Shortest distances within molecules
There is an interface to compute the shortest distances of molecules within a set of molecules. That is, given one group of molecules, compute for each molecule which is the shortest distance among the other molecules of the same type.
A typical call would be:
julia> water_list = minimum_distances(
xpositions=water,
xn_atoms_per_molecule=3,
unitcell=[84.48, 84.48, 84.48],
cutoff=12.0
)
19338-element Vector{MinimumDistance{Float64}}:
MinimumDistance{Float64}(true, 2, 33977, 2.1997806708851724)
MinimumDistance{Float64}(true, 4, 43684, 2.1994928961012814)
MinimumDistance{Float64}(true, 9, 28030, 2.1997583958244142)
⋮
MinimumDistance{Float64}(true, 58010, 22235, 2.1992096307537414)
MinimumDistance{Float64}(true, 58012, 9318, 2.20003227249056)

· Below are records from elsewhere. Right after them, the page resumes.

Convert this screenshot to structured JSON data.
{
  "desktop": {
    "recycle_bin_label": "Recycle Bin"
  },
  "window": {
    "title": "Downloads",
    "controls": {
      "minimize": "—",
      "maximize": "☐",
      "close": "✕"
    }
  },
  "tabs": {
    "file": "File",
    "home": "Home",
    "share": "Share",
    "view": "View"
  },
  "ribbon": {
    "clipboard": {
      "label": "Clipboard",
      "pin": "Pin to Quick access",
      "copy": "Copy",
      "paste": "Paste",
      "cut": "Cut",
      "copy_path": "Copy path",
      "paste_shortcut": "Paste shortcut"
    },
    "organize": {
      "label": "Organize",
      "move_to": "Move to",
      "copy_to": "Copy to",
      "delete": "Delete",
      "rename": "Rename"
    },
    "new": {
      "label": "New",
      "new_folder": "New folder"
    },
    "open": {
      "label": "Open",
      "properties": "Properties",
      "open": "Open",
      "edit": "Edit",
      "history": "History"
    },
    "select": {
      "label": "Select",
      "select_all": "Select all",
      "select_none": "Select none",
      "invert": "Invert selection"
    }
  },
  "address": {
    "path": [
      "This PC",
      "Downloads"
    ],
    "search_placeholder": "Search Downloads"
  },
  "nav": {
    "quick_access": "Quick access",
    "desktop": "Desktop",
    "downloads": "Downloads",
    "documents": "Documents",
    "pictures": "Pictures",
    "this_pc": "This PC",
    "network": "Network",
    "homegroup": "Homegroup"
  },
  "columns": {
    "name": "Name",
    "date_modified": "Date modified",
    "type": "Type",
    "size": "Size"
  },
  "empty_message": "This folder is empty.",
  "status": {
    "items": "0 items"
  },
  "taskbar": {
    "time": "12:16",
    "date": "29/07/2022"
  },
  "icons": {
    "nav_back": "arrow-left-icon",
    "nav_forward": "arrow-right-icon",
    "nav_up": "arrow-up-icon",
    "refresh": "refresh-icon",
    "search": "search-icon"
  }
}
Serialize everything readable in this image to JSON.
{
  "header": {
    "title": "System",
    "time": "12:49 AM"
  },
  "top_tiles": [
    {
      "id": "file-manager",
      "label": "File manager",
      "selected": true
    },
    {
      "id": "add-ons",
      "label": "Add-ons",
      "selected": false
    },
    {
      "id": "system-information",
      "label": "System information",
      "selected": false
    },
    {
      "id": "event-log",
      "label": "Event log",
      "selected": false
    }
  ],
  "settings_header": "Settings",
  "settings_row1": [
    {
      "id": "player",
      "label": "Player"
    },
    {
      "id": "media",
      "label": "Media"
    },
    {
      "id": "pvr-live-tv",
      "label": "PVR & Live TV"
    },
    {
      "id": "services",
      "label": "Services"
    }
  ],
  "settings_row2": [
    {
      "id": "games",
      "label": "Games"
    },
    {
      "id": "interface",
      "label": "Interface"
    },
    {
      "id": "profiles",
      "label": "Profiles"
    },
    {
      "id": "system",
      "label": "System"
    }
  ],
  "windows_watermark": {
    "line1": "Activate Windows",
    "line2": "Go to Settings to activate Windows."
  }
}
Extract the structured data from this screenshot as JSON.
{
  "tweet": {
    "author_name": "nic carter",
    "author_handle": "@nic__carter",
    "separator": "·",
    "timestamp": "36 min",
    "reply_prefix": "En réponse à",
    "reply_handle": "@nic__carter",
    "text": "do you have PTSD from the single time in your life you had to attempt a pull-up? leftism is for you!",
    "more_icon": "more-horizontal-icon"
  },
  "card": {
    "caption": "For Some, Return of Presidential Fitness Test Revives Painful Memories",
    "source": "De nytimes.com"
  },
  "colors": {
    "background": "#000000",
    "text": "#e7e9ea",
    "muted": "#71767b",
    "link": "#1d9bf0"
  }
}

Which contains for each water molecule the atoms involved in the closest contact to any other water molecule, and the distances (within the cutoff). A pictorial representation of a result of this type is, for a simpler system:
This can be used for the identification of connectivity networks, for example, or for some types of clustering.
Advanced usage
System build and update
If the molecular minimum distances will be computed many times for similar systems, it is possible to construct the system and update its properties. The use of the interface of CellListMap
is required (requires CellListMap
version 0.7.24
or greater).
For example, let us build one system with a protein and water:
julia> using MolSimToolkit, PDBTools
julia> system = MolecularMinimumDistances.download_example();
julia> protein = coor(system, "protein");
julia> water = coor(system, "water");
We now build the CrossPairs
type of system, instead of calling the minimum_distances
function directly:
julia> sys = CrossPairs(
xpositions=water, # solvent
ypositions=protein, # solute
xn_atoms_per_molecule=3,
cutoff=12.0,
unitcell=[84.48, 84.48, 84.48]
)
CrossPairs system with:
Number of atoms of set x: 58014
Number of molecules in set x: 19338
Number of atoms of target structure y: 1463
Cutoff: 12.0
unitcell: [84.48, 0.0, 0.0, 0.0, 84.48, 0.0, 0.0, 0.0, 84.48]
Now sys
contains the necessary arrays for computing the list of minimum distances. We use now the minimum_distances!
function (with the !
), to update that list:
julia> minimum_distances!(sys)
19338-element Vector{MinimumDistance{Float64}}:
MinimumDistance{Float64}(false, 0, 0, Inf)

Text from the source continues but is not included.